I am very surprised to find that the thread has been removed, and only discovered this when I tried to find it a few moments ago. It was a great thread, about real issues which we see repeatedly in CAF, with some first hand reports of real liturgy committees, without names (of course). The thread wasn’t particularly long, and the discussion wasn’t acrimonious.


It’s not all that simple. I agree that many (at least in my parish) won’t even consider serving in a liturgical ministry, but that’s almost exclusively because they (or a loved one) has been burned before by the people in charge.
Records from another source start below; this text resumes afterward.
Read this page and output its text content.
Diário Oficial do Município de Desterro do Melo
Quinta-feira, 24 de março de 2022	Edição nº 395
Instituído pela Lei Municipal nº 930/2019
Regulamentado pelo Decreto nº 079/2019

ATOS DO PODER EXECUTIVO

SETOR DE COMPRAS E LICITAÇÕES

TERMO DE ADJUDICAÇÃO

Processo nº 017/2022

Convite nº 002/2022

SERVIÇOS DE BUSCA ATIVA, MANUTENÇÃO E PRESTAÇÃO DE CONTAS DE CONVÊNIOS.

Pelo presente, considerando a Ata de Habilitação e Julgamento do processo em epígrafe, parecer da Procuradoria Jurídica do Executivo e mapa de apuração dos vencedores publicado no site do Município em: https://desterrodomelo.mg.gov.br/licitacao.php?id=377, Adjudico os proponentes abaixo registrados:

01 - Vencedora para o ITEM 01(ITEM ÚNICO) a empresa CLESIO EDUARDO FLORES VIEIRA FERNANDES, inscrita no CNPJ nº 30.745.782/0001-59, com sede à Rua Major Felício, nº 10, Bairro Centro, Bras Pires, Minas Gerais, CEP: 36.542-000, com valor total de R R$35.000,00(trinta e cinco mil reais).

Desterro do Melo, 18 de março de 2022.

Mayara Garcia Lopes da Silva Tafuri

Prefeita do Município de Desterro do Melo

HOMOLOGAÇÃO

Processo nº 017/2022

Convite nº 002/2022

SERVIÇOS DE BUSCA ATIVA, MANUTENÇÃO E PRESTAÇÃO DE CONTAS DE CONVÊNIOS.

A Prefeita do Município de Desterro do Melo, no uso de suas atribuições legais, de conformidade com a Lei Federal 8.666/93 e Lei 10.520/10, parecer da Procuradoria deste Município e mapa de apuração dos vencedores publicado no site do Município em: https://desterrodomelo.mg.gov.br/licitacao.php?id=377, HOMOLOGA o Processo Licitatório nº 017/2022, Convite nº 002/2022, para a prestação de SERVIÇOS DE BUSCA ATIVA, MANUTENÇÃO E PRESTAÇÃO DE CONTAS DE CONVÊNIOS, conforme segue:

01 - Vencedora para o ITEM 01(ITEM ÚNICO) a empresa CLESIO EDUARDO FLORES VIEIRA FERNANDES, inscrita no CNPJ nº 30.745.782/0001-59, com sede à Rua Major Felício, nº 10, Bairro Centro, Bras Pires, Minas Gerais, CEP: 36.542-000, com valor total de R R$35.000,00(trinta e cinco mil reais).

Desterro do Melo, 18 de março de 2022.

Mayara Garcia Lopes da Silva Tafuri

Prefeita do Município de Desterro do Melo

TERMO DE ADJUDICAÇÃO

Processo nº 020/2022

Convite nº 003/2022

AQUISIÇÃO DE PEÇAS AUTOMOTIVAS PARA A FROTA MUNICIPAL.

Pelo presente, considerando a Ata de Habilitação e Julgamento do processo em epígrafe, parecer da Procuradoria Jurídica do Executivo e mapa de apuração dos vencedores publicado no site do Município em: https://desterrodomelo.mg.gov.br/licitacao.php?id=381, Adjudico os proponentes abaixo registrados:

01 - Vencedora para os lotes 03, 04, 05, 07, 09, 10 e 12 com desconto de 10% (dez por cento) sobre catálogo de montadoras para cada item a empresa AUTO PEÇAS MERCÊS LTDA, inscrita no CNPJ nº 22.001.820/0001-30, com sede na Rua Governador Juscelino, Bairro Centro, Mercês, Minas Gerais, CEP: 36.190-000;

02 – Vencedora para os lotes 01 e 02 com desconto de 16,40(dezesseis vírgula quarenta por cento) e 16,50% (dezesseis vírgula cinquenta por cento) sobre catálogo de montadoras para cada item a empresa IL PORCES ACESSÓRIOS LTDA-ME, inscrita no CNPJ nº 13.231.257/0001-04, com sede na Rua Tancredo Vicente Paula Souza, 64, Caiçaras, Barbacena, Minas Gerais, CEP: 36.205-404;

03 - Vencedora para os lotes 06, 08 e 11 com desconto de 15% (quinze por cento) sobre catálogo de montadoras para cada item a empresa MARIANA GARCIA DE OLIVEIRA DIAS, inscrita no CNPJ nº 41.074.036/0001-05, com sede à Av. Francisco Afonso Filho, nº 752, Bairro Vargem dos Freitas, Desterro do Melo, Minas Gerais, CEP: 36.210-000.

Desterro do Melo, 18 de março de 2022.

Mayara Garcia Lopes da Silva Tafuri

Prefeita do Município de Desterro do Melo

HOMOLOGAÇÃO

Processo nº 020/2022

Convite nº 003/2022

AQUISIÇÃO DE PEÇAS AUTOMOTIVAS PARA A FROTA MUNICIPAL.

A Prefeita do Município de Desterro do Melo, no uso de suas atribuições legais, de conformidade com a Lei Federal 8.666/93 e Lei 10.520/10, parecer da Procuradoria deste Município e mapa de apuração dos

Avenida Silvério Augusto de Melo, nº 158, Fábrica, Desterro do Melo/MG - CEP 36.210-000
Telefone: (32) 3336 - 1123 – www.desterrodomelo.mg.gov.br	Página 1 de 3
There’s also the issue of being rejected by those in charge. Even though the parish (through its bulletin) begs for new ministers, most of the few that actually step forward anymore are quietly/politically rejected by those in charge if they do not meet the desires of those in charge. Being highly educated, non-political, popular, etc. almost assure rejection by the insiders.

That’s why the “so why don’t you get involved!?!” comments are amusing at times.

I didn’t have the courage to say this being new here and all, but I sure appreciate not being the only person to notice this sort of stuff! At my parish one wouldn’t even be able to join the liturgy committee unless they were “favored” and “brought in” by existing members. The infighting among the existing members is hideous to boot. It’s just a nasty situation.

At the risk of being attacked here, the sort of behavior you describe by women at least in my parish, seems to me to be a product of craving power within the context of the liturgy in light of a male-only priesthood/diaconate. That reality would NEVER be openly and honestly discussed at my parish. Very taboo. Very non-PC. Not talking about this in my opinion, does damage to parishes.

What’s really interesting at my parish is that such odious behavior over a great many years has really taken a toll to even the most casual observer. No one willing to step-up to join liturgical ministries. Those in charge are clearly not respected by the average person in the pews anymore either.

I wish that old thread was still around.

I think it can have a huge impact. In some cases, it’s a family with children that stops going. The children never get the proper Catholic education that they should have gotten and so aren’t active members as adults.